P3L1 Scheduling - Design Flashcards
True or False?
The runqueue is always implemented as a FIFO queue
False. The runqueue data structure is only logically a queue. It can be implemented as multiple queues or even a tree.
What’s important is that the data structure is designed so that the scheduler can easily determine which task should be scheduled next.
The runqueue data structure is designed so that the scheduler can easily determine which task should be scheduled ______.
For example, if we want I/O and CPU bound tasks to have different timeslice values, we can either place I/O and CPU bound tasks in the same runqueue and have the scheduler check the ______, or we can place them in ________ runqueues.
One common data structure is a ______ queue structure that maintains _________ distinct queues, each differentiated by their _______ value.
I/O intensive tasks will be associated with the queue with the ________ timeslice values, while CPU intensive tasks will be associated with the queue with the _________ timeslice values.
The runqueue data structure is designed so that the scheduler can easily determine which task should be scheduled next.
For example, if we want I/O and CPU bound tasks to have different timeslice values, we can either place I/O and CPU bound tasks in the same runqueue and have the scheduler check the type, or we can place them in separate runqueues.
One common data structure is a multi queue structure that maintains multiple distinct queues, each differentiated by their timeslice value.
I/O intensive tasks will be associated with the queue with the smallest timeslice values, while CPU intensive tasks will be associated with the queue with the largest timeslice values.
Describe the Multi Level Feedback Queue (for which Fernando Corbato received the Turing Award)
When a new task enters the system, we will place it on the topmost queue (the one with the lowest timeslice).
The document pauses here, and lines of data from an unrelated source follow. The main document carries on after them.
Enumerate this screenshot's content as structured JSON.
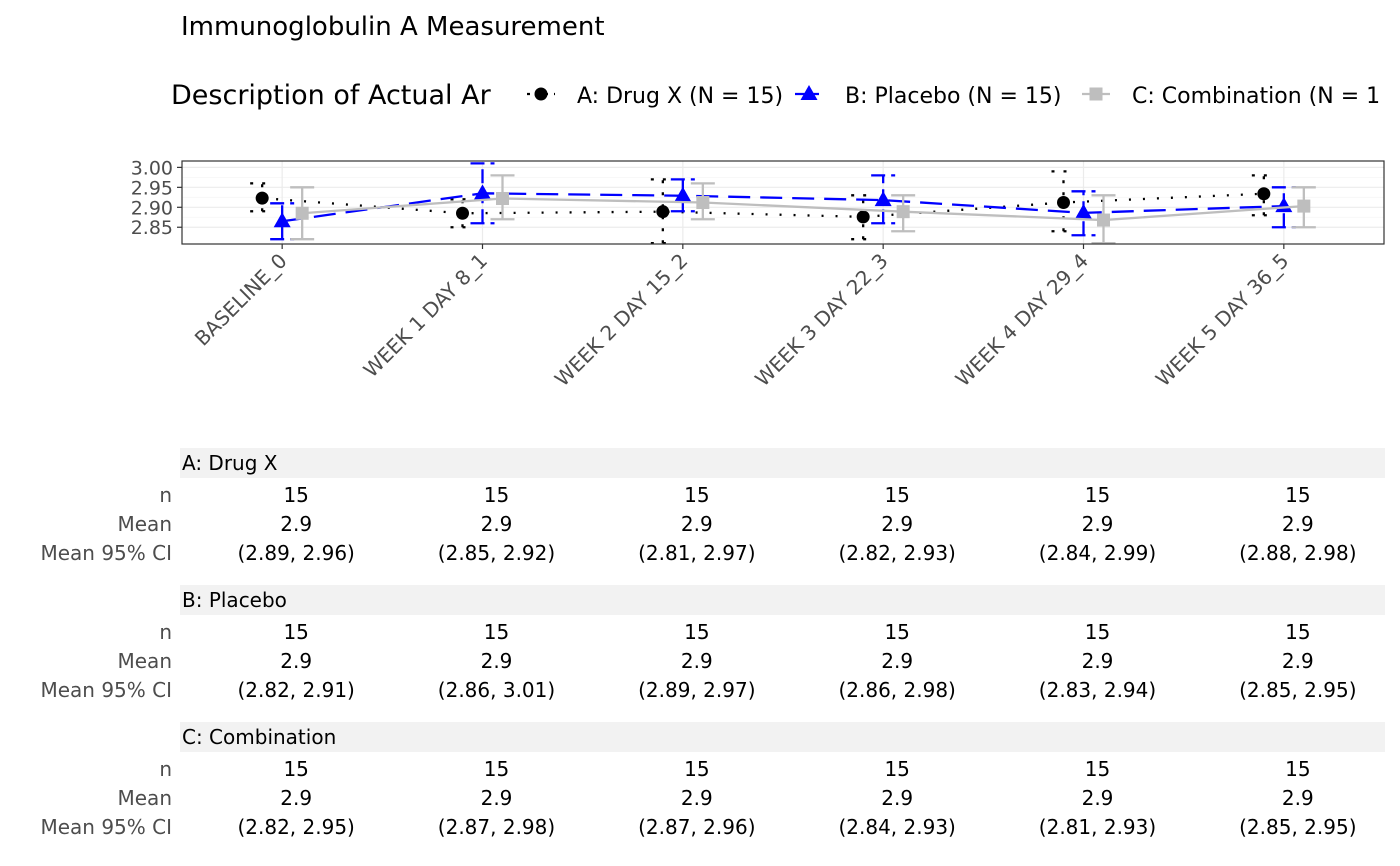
{
  "title": "Immunoglobulin A Measurement",
  "legend": {
    "title": "Description of Actual Ar",
    "position": "top",
    "entries": [
      {
        "label": "A: Drug X (N = 15)",
        "color": "#000000",
        "shape": "circle",
        "line": "dotted"
      },
      {
        "label": "B: Placebo (N = 15)",
        "color": "#0000ff",
        "shape": "triangle",
        "line": "dashed"
      },
      {
        "label": "C: Combination (N = 1",
        "color": "#bebebe",
        "shape": "square",
        "line": "solid"
      }
    ]
  },
  "chart_data": {
    "type": "line",
    "title": "Immunoglobulin A Measurement",
    "xlabel": "",
    "ylabel": "",
    "categories": [
      "BASELINE_0",
      "WEEK 1 DAY 8_1",
      "WEEK 2 DAY 15_2",
      "WEEK 3 DAY 22_3",
      "WEEK 4 DAY 29_4",
      "WEEK 5 DAY 36_5"
    ],
    "ylim": [
      2.808,
      3.016
    ],
    "yticks": [
      "2.85",
      "2.90",
      "2.95",
      "3.00"
    ],
    "grid": true,
    "series": [
      {
        "name": "A: Drug X (N = 15)",
        "color": "#000000",
        "marker": "circle",
        "dash": "dotted",
        "values": [
          2.923,
          2.885,
          2.889,
          2.876,
          2.912,
          2.934
        ],
        "ci_low": [
          2.89,
          2.85,
          2.81,
          2.82,
          2.84,
          2.88
        ],
        "ci_high": [
          2.96,
          2.92,
          2.97,
          2.93,
          2.99,
          2.98
        ]
      },
      {
        "name": "B: Placebo (N = 15)",
        "color": "#0000ff",
        "marker": "triangle",
        "dash": "dashed",
        "values": [
          2.865,
          2.935,
          2.929,
          2.918,
          2.886,
          2.903
        ],
        "ci_low": [
          2.82,
          2.86,
          2.89,
          2.86,
          2.83,
          2.85
        ],
        "ci_high": [
          2.91,
          3.01,
          2.97,
          2.98,
          2.94,
          2.95
        ]
      },
      {
        "name": "C: Combination (N = 1",
        "color": "#bebebe",
        "marker": "square",
        "dash": "solid",
        "values": [
          2.885,
          2.922,
          2.912,
          2.889,
          2.868,
          2.903
        ],
        "ci_low": [
          2.82,
          2.87,
          2.87,
          2.84,
          2.81,
          2.85
        ],
        "ci_high": [
          2.95,
          2.98,
          2.96,
          2.93,
          2.93,
          2.95
        ]
      }
    ]
  },
  "table": {
    "row_labels": [
      "n",
      "Mean",
      "Mean 95% CI"
    ],
    "groups": [
      {
        "name": "A: Drug X",
        "n": [
          "15",
          "15",
          "15",
          "15",
          "15",
          "15"
        ],
        "mean": [
          "2.9",
          "2.9",
          "2.9",
          "2.9",
          "2.9",
          "2.9"
        ],
        "ci": [
          "(2.89, 2.96)",
          "(2.85, 2.92)",
          "(2.81, 2.97)",
          "(2.82, 2.93)",
          "(2.84, 2.99)",
          "(2.88, 2.98)"
        ]
      },
      {
        "name": "B: Placebo",
        "n": [
          "15",
          "15",
          "15",
          "15",
          "15",
          "15"
        ],
        "mean": [
          "2.9",
          "2.9",
          "2.9",
          "2.9",
          "2.9",
          "2.9"
        ],
        "ci": [
          "(2.82, 2.91)",
          "(2.86, 3.01)",
          "(2.89, 2.97)",
          "(2.86, 2.98)",
          "(2.83, 2.94)",
          "(2.85, 2.95)"
        ]
      },
      {
        "name": "C: Combination",
        "n": [
          "15",
          "15",
          "15",
          "15",
          "15",
          "15"
        ],
        "mean": [
          "2.9",
          "2.9",
          "2.9",
          "2.9",
          "2.9",
          "2.9"
        ],
        "ci": [
          "(2.82, 2.95)",
          "(2.87, 2.98)",
          "(2.87, 2.96)",
          "(2.84, 2.93)",
          "(2.81, 2.93)",
          "(2.85, 2.95)"
        ]
      }
    ]
  }
}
If the task yields before the timeslice has expired, we have made a good choice! We will place this task back on this queue when it becomes runnable again. If the task has to be preempted, this implies that the task was more CPU intensive than we thought, and we push it down to a queue with a longer timeslice. If the task has to be preempted still, we can push the task down even further, to the bottom queue.
If a task in a lower queue begins to frequently release the CPU due to I/O waits, the scheduler may boost the priority of that task and place it in a queue with a smaller timeslice.